I was involved in a car accident and the other driver was issued a ticket by the police. What effect does that have on my claim against the other driver for personal injuries I sustained in the accident.
Most of the time, and police officer will not issue a citation at a car accident. This is mainly due to the fact that the officer did not actually witness the traffic violation that led to the accident. However, if the officer believes that the physical evidence and eye-witnesses are strong enough, the office will issue a citation to the at-fault driver for some traffic violation. The effect this citation will have on your injury claim will depend on how the ticket is finally handled.
A traffic ticket is considered a criminal offense. Of course, it is not as serious as murder or armed robbery. But for all legal purposes, it is considered a criminal offense since it is the State bringing the charges and seeking to punish the offender. On the other hand, a personal injury case is a civil claim since the dispute is between private citizens for recovery of money damages.
Since the burden of proof is much higher in a criminal case (“beyond a reasonable doubt”) than in a civil case (“preponderance of the evidence”), then a conviction in a criminal case is admissible and conclusive in a civil case arising out of the same event. For instance, let’s say you are involved in an intersection collision with another vehicle that ran a red light. Based upon the evidence at the scene and the witnesses, the police officer issues a traffic ticket to the other driver for running the red light. If the driver is convicted for the ticket, either by pleading guilty or being found guilty after a trial, then the driver is automatically deemed legally responsible for causing the accident in the civil case.
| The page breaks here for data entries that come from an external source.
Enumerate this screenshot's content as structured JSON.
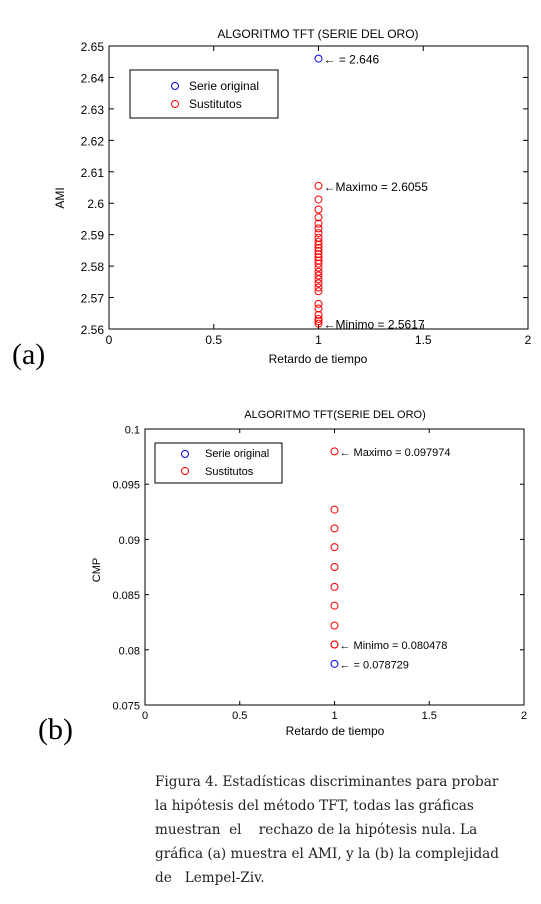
{
  "chart_data": [
    {
      "type": "scatter",
      "title": "ALGORITMO TFT (SERIE DEL ORO)",
      "xlabel": "Retardo de tiempo",
      "ylabel": "AMI",
      "xlim": [
        0,
        2
      ],
      "ylim": [
        2.56,
        2.65
      ],
      "xticks": [
        "0",
        "0.5",
        "1",
        "1.5",
        "2"
      ],
      "yticks": [
        "2.56",
        "2.57",
        "2.58",
        "2.59",
        "2.6",
        "2.61",
        "2.62",
        "2.63",
        "2.64",
        "2.65"
      ],
      "legend_position": "top-left",
      "series": [
        {
          "name": "Serie original",
          "color": "#0000ff",
          "x": [
            1
          ],
          "y": [
            2.646
          ]
        },
        {
          "name": "Sustitutos",
          "color": "#ff0000",
          "x": [
            1,
            1,
            1,
            1,
            1,
            1,
            1,
            1,
            1,
            1,
            1,
            1,
            1,
            1,
            1,
            1,
            1,
            1,
            1,
            1,
            1,
            1,
            1,
            1,
            1,
            1,
            1,
            1,
            1
          ],
          "y": [
            2.6055,
            2.6012,
            2.598,
            2.5955,
            2.5935,
            2.592,
            2.5905,
            2.589,
            2.5878,
            2.5868,
            2.5858,
            2.5848,
            2.5838,
            2.5828,
            2.5818,
            2.5808,
            2.5795,
            2.5782,
            2.577,
            2.5758,
            2.5745,
            2.5732,
            2.572,
            2.568,
            2.5665,
            2.5645,
            2.5632,
            2.5625,
            2.5617
          ]
        }
      ],
      "annotations": [
        {
          "text": "← = 2.646",
          "x": 1,
          "y": 2.646
        },
        {
          "text": "←Maximo = 2.6055",
          "x": 1,
          "y": 2.6055
        },
        {
          "text": "←Minimo = 2.5617",
          "x": 1,
          "y": 2.5617
        }
      ]
    },
    {
      "type": "scatter",
      "title": "ALGORITMO TFT(SERIE DEL ORO)",
      "xlabel": "Retardo de tiempo",
      "ylabel": "CMP",
      "xlim": [
        0,
        2
      ],
      "ylim": [
        0.075,
        0.1
      ],
      "xticks": [
        "0",
        "0.5",
        "1",
        "1.5",
        "2"
      ],
      "yticks": [
        "0.075",
        "0.08",
        "0.085",
        "0.09",
        "0.095",
        "0.1"
      ],
      "legend_position": "top-left",
      "series": [
        {
          "name": "Serie original",
          "color": "#0000ff",
          "x": [
            1
          ],
          "y": [
            0.078729
          ]
        },
        {
          "name": "Sustitutos",
          "color": "#ff0000",
          "x": [
            1,
            1,
            1,
            1,
            1,
            1,
            1,
            1,
            1,
            1
          ],
          "y": [
            0.097974,
            0.0927,
            0.091,
            0.0893,
            0.0875,
            0.0857,
            0.084,
            0.0822,
            0.080478,
            0.080478
          ]
        }
      ],
      "annotations": [
        {
          "text": "← Maximo = 0.097974",
          "x": 1,
          "y": 0.097974
        },
        {
          "text": "← Minimo = 0.080478",
          "x": 1,
          "y": 0.080478
        },
        {
          "text": "← = 0.078729",
          "x": 1,
          "y": 0.078729
        }
      ]
    }
  ],
  "panels": [
    "(a)",
    "(b)"
  ],
  "caption": {
    "line1": "Figura 4. Estadísticas discriminantes para probar",
    "line2": "la hipótesis del método TFT, todas las gráficas",
    "line3": "muestran  el    rechazo de la hipótesis nula. La",
    "line4": "gráfica (a) muestra el AMI, y la (b) la complejidad",
    "line5": "de   Lempel-Ziv."
  }
}
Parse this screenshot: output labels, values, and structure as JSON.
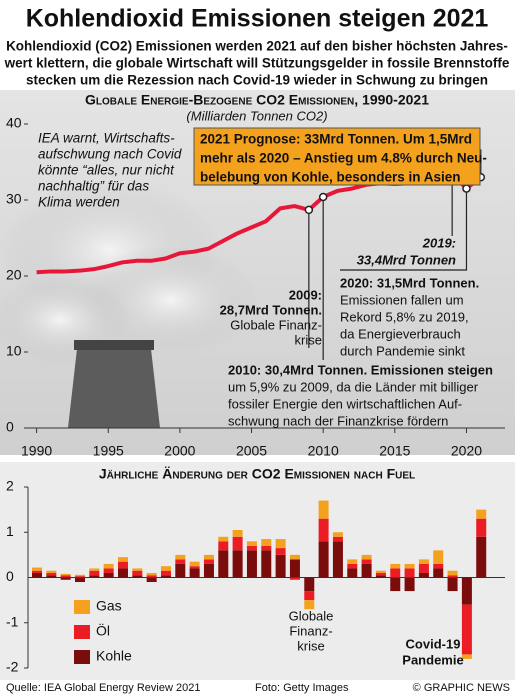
{
  "header": {
    "title": "Kohlendioxid Emissionen steigen 2021",
    "subtitle": [
      "Kohlendioxid (CO2) Emissionen werden 2021 auf den bisher höchsten Jahres-",
      "wert klettern, die globale Wirtschaft will Stützungsgelder in fossile Brennstoffe",
      "stecken um die Rezession nach Covid-19 wieder in Schwung zu bringen"
    ]
  },
  "chart_data": [
    {
      "type": "line",
      "title": "Globale Energie-Bezogene CO2 Emissionen, 1990-2021",
      "subtitle": "(Milliarden Tonnen CO2)",
      "x": [
        1990,
        1991,
        1992,
        1993,
        1994,
        1995,
        1996,
        1997,
        1998,
        1999,
        2000,
        2001,
        2002,
        2003,
        2004,
        2005,
        2006,
        2007,
        2008,
        2009,
        2010,
        2011,
        2012,
        2013,
        2014,
        2015,
        2016,
        2017,
        2018,
        2019,
        2020,
        2021
      ],
      "values": [
        20.5,
        20.6,
        20.6,
        20.7,
        20.9,
        21.3,
        21.8,
        22.0,
        22.0,
        22.3,
        23.0,
        23.2,
        23.6,
        24.6,
        25.6,
        26.4,
        27.2,
        28.9,
        29.2,
        28.7,
        30.4,
        31.2,
        31.5,
        32.0,
        32.2,
        32.1,
        32.2,
        32.6,
        33.4,
        33.4,
        31.5,
        33.0
      ],
      "color": "#e8173a",
      "xlim": [
        1989.4,
        2022.2
      ],
      "xticks": [
        1990,
        1995,
        2000,
        2005,
        2010,
        2015,
        2020
      ],
      "ylim": [
        0,
        40
      ],
      "yticks": [
        0,
        10,
        20,
        30,
        40
      ],
      "annotations": [
        {
          "lines": [
            "IEA warnt, Wirtschafts-",
            "aufschwung nach Covid",
            "könnte “alles, nur nicht",
            "nachhaltig” für das",
            "Klima werden"
          ]
        },
        {
          "lines": [
            "2021 Prognose: 33Mrd Tonnen. Um 1,5Mrd",
            "mehr als 2020 – Anstieg um 4.8% durch Neu-",
            "belebung von Kohle, besonders in Asien"
          ]
        },
        {
          "lines": [
            "2019:",
            "33,4Mrd Tonnen"
          ]
        },
        {
          "lines": [
            "2020: 31,5Mrd Tonnen.",
            "Emissionen fallen um",
            "Rekord 5,8% zu 2019,",
            "da Energieverbrauch",
            "durch Pandemie sinkt"
          ]
        },
        {
          "lines": [
            "2009:",
            "28,7Mrd Tonnen.",
            "Globale Finanz-",
            "krise"
          ]
        },
        {
          "lines": [
            "2010: 30,4Mrd Tonnen. Emissionen steigen",
            "um 5,9% zu 2009, da die Länder mit billiger",
            "fossiler Energie den wirtschaftlichen Auf-",
            "schwung nach der Finanzkrise fördern"
          ]
        }
      ]
    },
    {
      "type": "bar",
      "stacked": true,
      "title": "Jährliche Änderung der CO2 Emissionen nach Fuel",
      "ylim": [
        -2,
        2
      ],
      "yticks": [
        -2,
        -1,
        0,
        1,
        2
      ],
      "series": [
        {
          "name": "Gas",
          "color": "#f4a21e",
          "values": [
            0.07,
            0.05,
            0.03,
            0.03,
            0.05,
            0.1,
            0.1,
            0.05,
            0.05,
            0.1,
            0.1,
            0.1,
            0.1,
            0.1,
            0.15,
            0.1,
            0.15,
            0.2,
            0.1,
            -0.2,
            0.4,
            0.1,
            0.1,
            0.1,
            0.05,
            0.1,
            0.1,
            0.1,
            0.3,
            0.1,
            -0.1,
            0.2
          ]
        },
        {
          "name": "Öl",
          "color": "#ec1c24",
          "values": [
            0.05,
            0.05,
            0.05,
            0.03,
            0.1,
            0.1,
            0.15,
            0.1,
            0.05,
            0.1,
            0.1,
            0.05,
            0.1,
            0.2,
            0.3,
            0.1,
            0.1,
            0.15,
            -0.05,
            -0.2,
            0.5,
            0.1,
            0.1,
            0.1,
            0.05,
            0.2,
            0.2,
            0.2,
            0.1,
            0.05,
            -1.1,
            0.4
          ]
        },
        {
          "name": "Kohle",
          "color": "#7a0c0c",
          "values": [
            0.1,
            0.05,
            -0.05,
            -0.1,
            0.05,
            0.1,
            0.2,
            0.05,
            -0.1,
            0.05,
            0.3,
            0.2,
            0.3,
            0.6,
            0.6,
            0.6,
            0.6,
            0.5,
            0.4,
            -0.3,
            0.8,
            0.8,
            0.2,
            0.3,
            0.05,
            -0.3,
            -0.3,
            0.1,
            0.2,
            -0.3,
            -0.6,
            0.9
          ]
        }
      ],
      "annotations": [
        {
          "lines": [
            "Globale",
            "Finanz-",
            "krise"
          ]
        },
        {
          "lines": [
            "Covid-19",
            "Pandemie"
          ]
        }
      ]
    }
  ],
  "footer": {
    "source": "Quelle: IEA Global Energy Review 2021",
    "photo": "Foto: Getty Images",
    "credit": "© GRAPHIC NEWS"
  }
}
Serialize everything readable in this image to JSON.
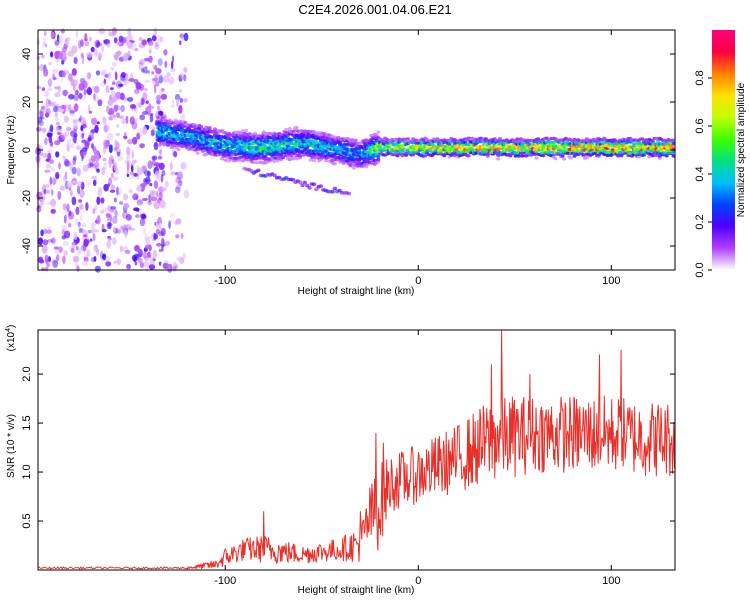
{
  "chart_data": [
    {
      "type": "heatmap",
      "title": "C2E4.2026.001.04.06.E21",
      "xlabel": "Height of straight line (km)",
      "ylabel": "Frequency (Hz)",
      "xlim": [
        -197,
        133
      ],
      "ylim": [
        -50,
        50
      ],
      "xticks": [
        -100,
        0,
        100
      ],
      "yticks": [
        -40,
        -20,
        0,
        20,
        40
      ],
      "colorbar": {
        "label": "Normalized spectral amplitude",
        "range": [
          0,
          1
        ],
        "ticks": [
          "0.0",
          "0.2",
          "0.4",
          "0.6",
          "0.8"
        ],
        "tick_values": [
          0.0,
          0.2,
          0.4,
          0.6,
          0.8
        ],
        "colors": [
          "#ffffff",
          "#b040ff",
          "#5000ff",
          "#0040ff",
          "#00c0ff",
          "#00e080",
          "#40ff00",
          "#c0ff00",
          "#ffe000",
          "#ff8000",
          "#ff0040",
          "#ff0080"
        ]
      },
      "noise_region_x": [
        -197,
        -120
      ],
      "ridge": {
        "x": [
          -135,
          -120,
          -100,
          -80,
          -60,
          -40,
          -30,
          -20,
          0,
          20,
          40,
          60,
          80,
          100,
          133
        ],
        "freq": [
          8,
          6,
          2,
          1,
          3,
          0,
          -2,
          1,
          1,
          1,
          1,
          1,
          1,
          1,
          1
        ],
        "amplitude": [
          0.45,
          0.4,
          0.45,
          0.55,
          0.45,
          0.4,
          0.35,
          0.7,
          0.8,
          0.85,
          0.85,
          0.85,
          0.9,
          0.9,
          0.9
        ]
      },
      "branch": {
        "x": [
          -90,
          -80,
          -70,
          -60,
          -50,
          -40,
          -35
        ],
        "freq": [
          -8,
          -10,
          -12,
          -14,
          -16,
          -17,
          -18
        ],
        "amplitude": [
          0.15,
          0.2,
          0.2,
          0.15,
          0.15,
          0.25,
          0.1
        ]
      }
    },
    {
      "type": "line",
      "xlabel": "Height of straight line (km)",
      "ylabel": "SNR (10 * v/v)",
      "multiplier": "(x10",
      "multiplier_exp": "4",
      "multiplier_close": ")",
      "xlim": [
        -197,
        133
      ],
      "ylim": [
        0,
        2.45
      ],
      "xticks": [
        -100,
        0,
        100
      ],
      "yticks": [
        "0.5",
        "1.0",
        "1.5",
        "2.0"
      ],
      "ytick_values": [
        0.5,
        1.0,
        1.5,
        2.0
      ],
      "series": [
        {
          "name": "SNR",
          "color": "#e8302a",
          "envelope": {
            "x": [
              -197,
              -120,
              -105,
              -100,
              -90,
              -80,
              -60,
              -40,
              -30,
              -25,
              -20,
              -15,
              0,
              20,
              40,
              60,
              80,
              100,
              120,
              133
            ],
            "base": [
              0.02,
              0.02,
              0.05,
              0.12,
              0.2,
              0.2,
              0.15,
              0.2,
              0.25,
              0.5,
              0.6,
              0.85,
              0.95,
              1.1,
              1.3,
              1.35,
              1.35,
              1.35,
              1.3,
              1.3
            ],
            "amp": [
              0.01,
              0.01,
              0.05,
              0.1,
              0.12,
              0.15,
              0.1,
              0.12,
              0.2,
              0.35,
              0.45,
              0.3,
              0.3,
              0.35,
              0.45,
              0.4,
              0.4,
              0.4,
              0.4,
              0.4
            ]
          },
          "peaks": [
            {
              "x": -80,
              "y": 0.6
            },
            {
              "x": -30,
              "y": 0.6
            },
            {
              "x": -22,
              "y": 1.4
            },
            {
              "x": -18,
              "y": 1.3
            },
            {
              "x": 38,
              "y": 2.1
            },
            {
              "x": 43,
              "y": 2.45
            },
            {
              "x": 58,
              "y": 2.0
            },
            {
              "x": 94,
              "y": 2.2
            },
            {
              "x": 105,
              "y": 2.25
            }
          ]
        }
      ]
    }
  ]
}
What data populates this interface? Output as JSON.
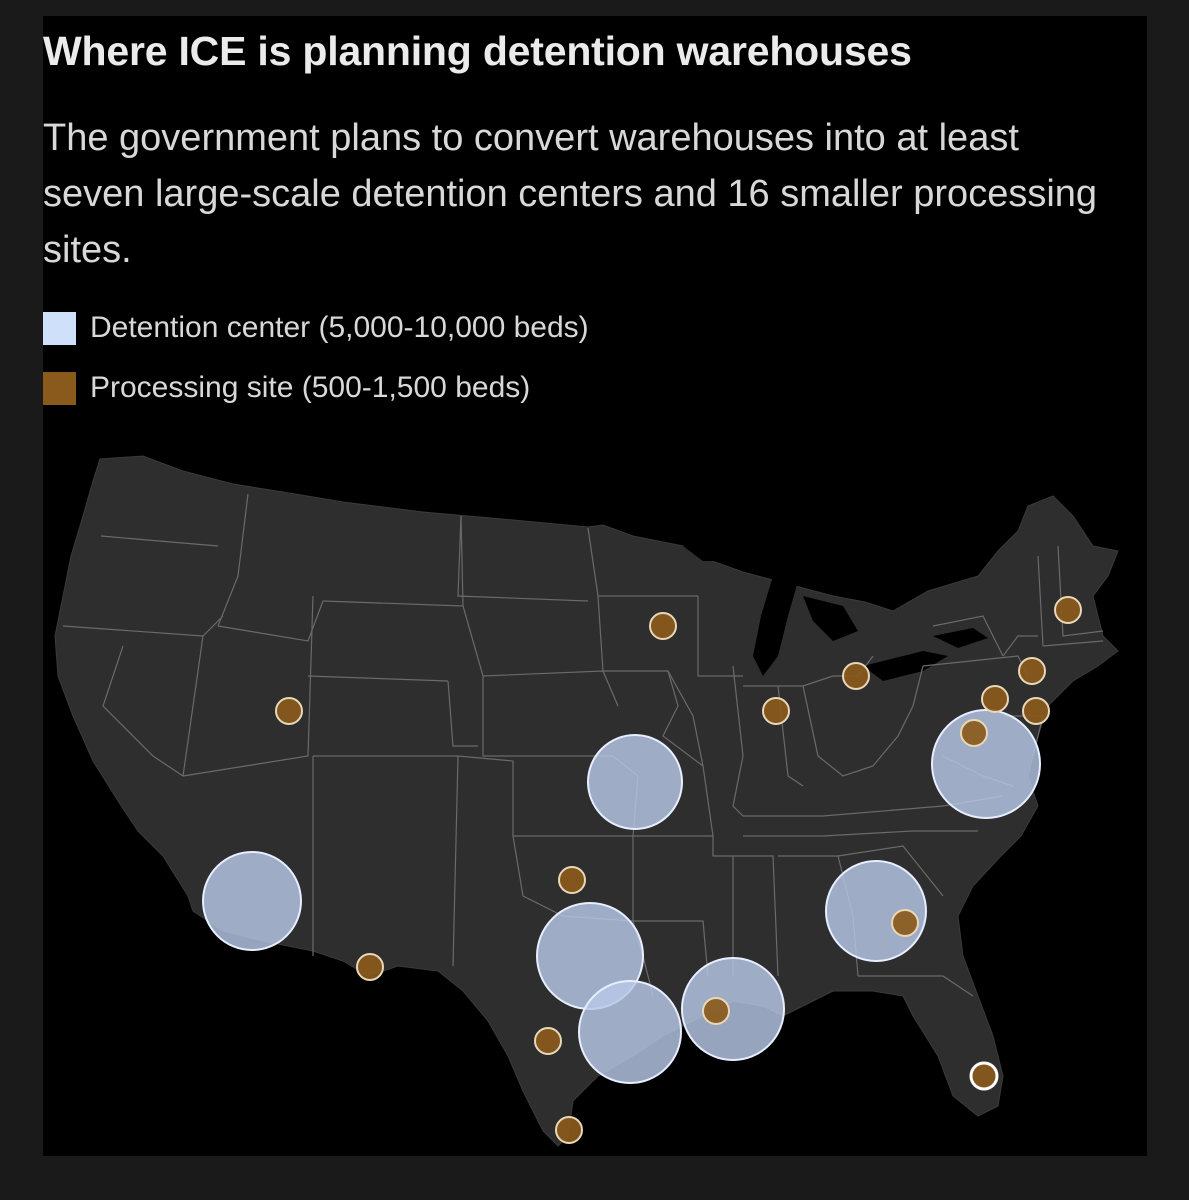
{
  "title": "Where ICE is planning detention warehouses",
  "subtitle": "The government plans to convert warehouses into at least seven large-scale detention centers and 16 smaller processing sites.",
  "legend": [
    {
      "label": "Detention center (5,000-10,000 beds)",
      "color": "#cfe0fb"
    },
    {
      "label": "Processing site (500-1,500 beds)",
      "color": "#8a5a1c"
    }
  ],
  "colors": {
    "background": "#000000",
    "land": "#2e2e2e",
    "state_borders": "#6a6a6a",
    "detention_fill": "#b8c8e8",
    "processing_fill": "#8a5a1c"
  }
}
However, the result of the ticket must be a guilty finding either by a plea or by a trial. A plea of “nolo contendre/no contest” or “not guilty” is not admissible in the civil case unless there is a subsequent finding of guilt. Most tickets are disposed of by a plea of “no contest,” a short duration of probation, and/or defensive driving. Rarely do tickets go all the way to a finding of guilt.
Likewise, if someone is injured in an auto accident and the other driver is facing a ticket, then it might be worth the injured party’s time and effort to show up on the appearance date of the other driver’s ticket and ask the prosecutor not to accept a plea of “no contest.” Although the prosecutor is not bound by your request, he/she might be willing to push for a guilty plea especially if there are serious personal injuries and the eye-witnesses are willing to cooperate.